Quando ele abre seus olhos azuis pintados
o circo está vazio e os ursos já foram dormir.
Olhando para o alto, a lona azul do teto é um céu de estrelas
costurado de sereno.
V
O caminho, que também é feito de desertos
me diz que eles são escaldantes e muitos.
E por mais enfática
que seduzindo a febre afirme,
miragens nunca serão oásis de verdade.
VI
O Itinerário de Ariel
Por rumos que se confundam
jamais se definam.
Nunca determinar o itinerário em xeque-mate
como quem já conhece o fim.
Sobretudo
o mar quer que se continue assim:
Eleitos do naufrágio
fomos nós, os poucos sobreviventes,
dar à Praia da Conquista.
Era a vida.
E nós, quase abissais
contemplamos então nos olhos uns dos outros
o mesmo ar que se respira em conjunto
quando somos
nada mais
que réus absolutos do mesmo sono.
VII
Ouvir de braços abertos
a canção meteórica das estrelas
pode custar a dor
de nossas máscaras caindo
pela larga extensão
do sorriso
em silêncio
que o estreito alcance delas
aos ruídos
não comporta
VIII
E então o silêncio prevalece sobre os dias,
passam-se anos e qualquer definição ainda será um limite
à concessão elétrica e muda da manhã que surge infinda
transformando o pavor trôpego no puro ritmo a devorar espaços
que existe nos balanços e no coração que oscila:
Pêndulos em parques diferentes...
IX
De Rerum Natura
a William Blake
I
Dizia uma alta montanha:
- Pacto de solidão que não fiz,
a que propósito serve
a febre incomum de indivíduo
que abrange toda a floresta de que sou feita?

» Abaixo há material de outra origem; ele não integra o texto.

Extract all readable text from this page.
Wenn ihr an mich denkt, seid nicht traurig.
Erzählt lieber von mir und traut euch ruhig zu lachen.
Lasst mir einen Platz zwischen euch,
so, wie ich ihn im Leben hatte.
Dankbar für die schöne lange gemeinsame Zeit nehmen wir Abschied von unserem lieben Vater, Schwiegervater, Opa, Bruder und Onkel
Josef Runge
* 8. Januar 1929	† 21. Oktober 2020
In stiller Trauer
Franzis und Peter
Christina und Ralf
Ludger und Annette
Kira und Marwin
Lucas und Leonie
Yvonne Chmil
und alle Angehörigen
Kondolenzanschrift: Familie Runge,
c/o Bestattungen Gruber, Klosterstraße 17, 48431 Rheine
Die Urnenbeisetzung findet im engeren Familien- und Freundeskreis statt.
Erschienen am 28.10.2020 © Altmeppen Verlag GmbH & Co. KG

E pelas suas lâminas cortantes de seda
o vento respondia em seu hálito gelado
no farfalhar das grandes árvores:
- O sentimento que ninguém vê!
E uma das grandes árvores
no limiar de sua terceira vida, perguntava:
- Que história meu ser abriga
de semente tão distante
se passos a percorrer em fábulas
não se pronunciam em minhas raízes?
A terra que em acalanto dormia
levantou sua voz de húmus
e solene cantou por entre o musgo:
– O nascimento e a morte
que são tua herança guardada em mim:
Teu berço e teu túmulo!
II
A verdejar na floresta
um pássaro branco pousado
ouviu o final da canção
e quis da terra saber
qual o segredo do voo.
E a terra outra vez cantou
através de seus lábios de lama:
Sou largo útero para o fundo
e cumpro cega gestação
de minerais e cigarras.
Por vezes me sinto redonda
e é remota essa lembrança
parece uma gravidez constante
que nunca encontra a resposta de um parto
Intuo rios em meus sonhos...
sei de um mar louco e embriagado
porque um latejar salgado me indispõe
e é um sabor meu que trago de outro lugar
pulsando bravio neste ventre negro.
Nada sei da arte do voo,
pois não sou vento.
III
Mas posso contar que uma tarde
um outro pássaro veio
trazendo um fruto encontrado
que caiu de seu bico amarelo
e que hoje é a árvore de três vidas
que não sabe de onde veio.
Muitas outras primaveras
e outros pássaros voaram
até que um ninho fosse feito.
De dois ovos azuis pintados
um, as serpentes comeram
o outro, indaga segredos
de mistérios dos quais não me componho.
Quanto à montanha,
se esquecesse a metafísica
de sua imponente altura
sentiria que em seu íntimo
há uma cidade soterrada
e um mapa claustrofóbico e imóvel
está impresso em camadas geológicas
mais reais, embora inertes,
que sua pretensa solidão
Volto a dormir, antes que para vocês
o infortúnio,
faça de mim
um vulcão!
X
A Mandala e o Vitral
a Jalaluddin Rumi
Busquei a métrica de cada cor
para enjaular o sol através dos vidros
no piso gelado da minha catedral sem teto
Tarde da noite
o céu era uma realidade entrevista
pelas paredes nuas
e a lua infiltrava-se em brilhos azulados
cumprindo sua trajetória de sol noturno
em zodíaco de pedra
Encontrei
num rastro de luz que alcancei fugaz
estilhaços vermelhos e amarelos
que aos cacos
descreviam histórias, ilíadas,
apontando o círculo das direções
em minhas janelas entreabertas
e me vi também ali
escrevendo este poema para os deuses
de frente para a eternidade
nu e destemido
livre, numa oração sem palavras
de mãos postas e braços abertos:
anjo sem tempo
XI
Preparação para Fênix
Partiu-se o espelho em vários outros
e sua imagem remota despiu-se de reflexos
Não há sombras que me tragam medo
Aprendi com o sol as consequências da luz
e engulo a seco minha sede de mim
enquanto filtro o sal que me queima
para celebrar em substâncias próprias
um fermento interno que me traga o pão
O fogo interno que consome as horas
é o mesmo que agora em milagres me alimenta
XII
Voo
O jardim encantado de sombras
cede espaço à liberdade das flores.
Sua partida para o Éden,
trouxe o reparo das minhas asas.
XIII
Noto
O vento gelado do inverno aponta para dentro
como só sabem ser esses dias frios.
Minha sina das facas à poesia,
meu momento neutro em meio ao dia
que cumpro como um ritual que arde,
queima às vezes, e corta.
Mas não impede que os sinos mais próximos
repiquem acesos a hora e o silêncio.
A esmo é que não saio.
Este ano o carnaval será dentro do meu quarto.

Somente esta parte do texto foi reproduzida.